In a new ruling, Maricopa County Superior Court Judge Teresa Sanders acknowledged that Bennett said he really did have enough valid signatures on $5 donation forms to qualify for $839,704 which was available for candidates in the Republican primary for governor earlier this year.
Bennett said that he fell short only because some county election officials incorrectly classified some of them as invalid. More to the point, he said he could prove that with things like affidavits from some of those disqualified donors to push him up over the top.
But Sanders said that really doesn’t matter.
The judge said there is nothing in Arizona law that provides an opportunity for a candidate to “rehabilitate” previously disqualified contribution slips. Put simply, Sanders said there is no legal remedy for him.
Bennett, however, told Capitol Media Services he is unlikely to leave it there and is weighing an appeal.
He conceded that there is, in fact, no law specifically authorizing what he hopes to accomplish, or even any legal precedent. But that, he said, does not mean what he wants is prohibited either.
Arizona law allows candidates for statewide and legislative office who agree not to take private donations to qualify for state dollars for their campaigns. Contenders also have to submit sufficient $5 contributions from backers to prove they have at least some modicum of support.
In the case of a gubernatorial candidate, that figure is 4,000.
Bennett, seeking to defeat incumbent Doug Ducey in the Republican gubernatorial primary, did not reach that goal by the deadline. But he convinced Maricopa County Superior Court Judge Connie Contes to give him more time after the online site for contributions was shut down several hours early.
That enabled him to reach the goal. But a random check of the contributions concluded some were invalid, leaving him short.
That resulted in this new lawsuit contending that the county officials had erred and asking that he be given a chance to prove that the signatures they disqualified are legitimate.

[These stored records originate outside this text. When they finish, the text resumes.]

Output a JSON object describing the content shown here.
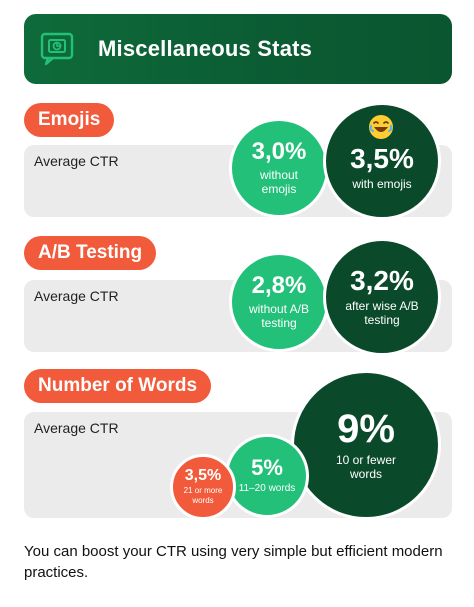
{
  "header": {
    "title": "Miscellaneous Stats",
    "icon": "monitor-chart-icon"
  },
  "sections": {
    "emojis": {
      "pill": "Emojis",
      "label": "Average CTR",
      "left": {
        "value": "3,0%",
        "sub": "without emojis"
      },
      "right": {
        "value": "3,5%",
        "sub": "with emojis",
        "icon": "laughing-emoji-icon"
      }
    },
    "ab": {
      "pill": "A/B Testing",
      "label": "Average CTR",
      "left": {
        "value": "2,8%",
        "sub": "without A/B testing"
      },
      "right": {
        "value": "3,2%",
        "sub": "after wise A/B testing"
      }
    },
    "words": {
      "pill": "Number of Words",
      "label": "Average CTR",
      "small": {
        "value": "3,5%",
        "sub": "21 or more words"
      },
      "mid": {
        "value": "5%",
        "sub": "11–20 words"
      },
      "big": {
        "value": "9%",
        "sub": "10 or fewer words"
      }
    }
  },
  "footer": {
    "text": "You can boost your CTR using very simple but efficient modern practices."
  },
  "colors": {
    "header": "#0b5b33",
    "pill": "#f15a3a",
    "light_green": "#23c07a",
    "dark_green": "#0a4a2a",
    "bar": "#ebebeb"
  }
}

Sanders said there are procedures in state regulations for someone who has come up short to provide additional qualifying contribution slips. But that, she said, has to be by the deadline, which is long since passed.
“There does not appear to be a procedure for rehabilitating previously disqualified contribution slips and contributions,” the judge said. And that, said Sanders, leaves her legally powerless to give Bennett what he wants.
What’s at stake actually is far less than the $839,704. That’s because with the Aug. 28 primary long since over there is no way he could spend that now on his campaign.
But what Bennett wants is the $54,800 he loaned to his own campaign for the race.
Bennett told Capitol Media Services that what he wants — even if unprecedented — should be granted.
He pointed out that such a procedure already exists in cases when a signature on a mail-in early ballot does not match what county election officials have on file. Those voters are given a certain number of days, even after Election Day, to go to county offices to “rehabilitate” their signatures and offer explanations of why they do not match official records.
“There is no law,” he said. “We just do it because it’s the right thing to do and we don’t want to disenfranchise voters.”
The same, he said, should be true in this case, which is why Bennett said he is weighing whether to seek clarification by the state Court of Appeals.